The principles consist of prevention, atom economy, less hazardous chemical syntheses, designing safer chemicals, safer solvents and auxiliaries, design for energy efficiency, using renewable feedstocks, reducing derivatives, catalysis, design for degradation, real-time analysis for pollution prevention, and inherently safer chemistry for accident prevention. These principles are intended to ensure that all aspects throughout the entire life cycle of a chemical product or process are as inherently nonhazardous as possible—from its origins in the feedstock to the end of its useful commercial life.

"Handbook of Green Chemistry" is composed of 12 volumes divided into four subject-specific sets of three volumes each. Set one is "Green Catalysis": Homogeneous Catalysis, Heterogeneous Catalysis, and Biocatalysis; set two, "Green Solvents": Supercritical Solvents, Reactions in Water, and Ionic Liquids; set three, "Green Processes": Green Synthesis, Bioinspired Processes, and Designing Safer Chemicals; and set four, "Green Products": Green Engineering, Green Nanoscience, and Sustainable Product Design. The first set of three volumes has been published, and set two will be published later this year. The remaining sets will appear during the next three years.

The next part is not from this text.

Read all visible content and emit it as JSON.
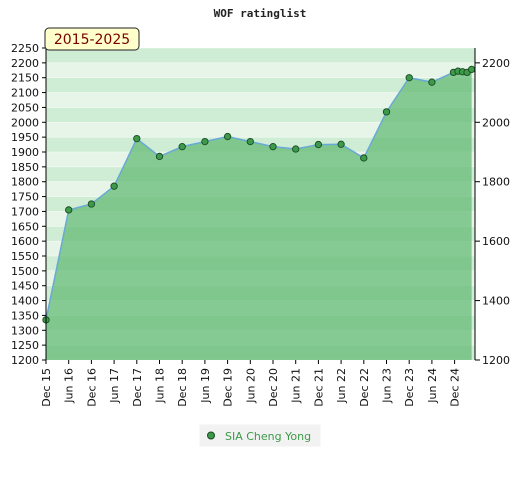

"Green Catalysis" is edited by Robert Crabtree of Yale University and is three volumes of 12 essays each, written by 70 academic and industrial contributors from 16 different countries. Volume one, Homogeneous Catalysis, explains the fundamentals of this topic, which can lead to cleaner, safer reactions. It presents examples from everyday life, ranging from industrial aspects to atom economy.

Heterogeneous Catalysis, volume two, is devoted to a topic that plays a central role in green chemistry and is the most widely used and longest established type of catalysis. It deals with many different aspects of the subject, from fundamentals to established industrial applications to newly emerging research.

Volume three, Biocatalysis, surveys a technique long established in fermentation that is now rapidly expanding with the introduction of the effective methods of modern enzymology and molecular biology.

The first set of this essential collection of essays summarizes breakthroughs and highlights of the significant body of innovative, creative research in green chemistry and engineering that has been carried out during the past decade. It augurs well for the forthcoming sets of the series, and I am pleased to recommend it to chemists, chemical engineers, and anyone who wishes to understand the burgeoning world of green chemistry.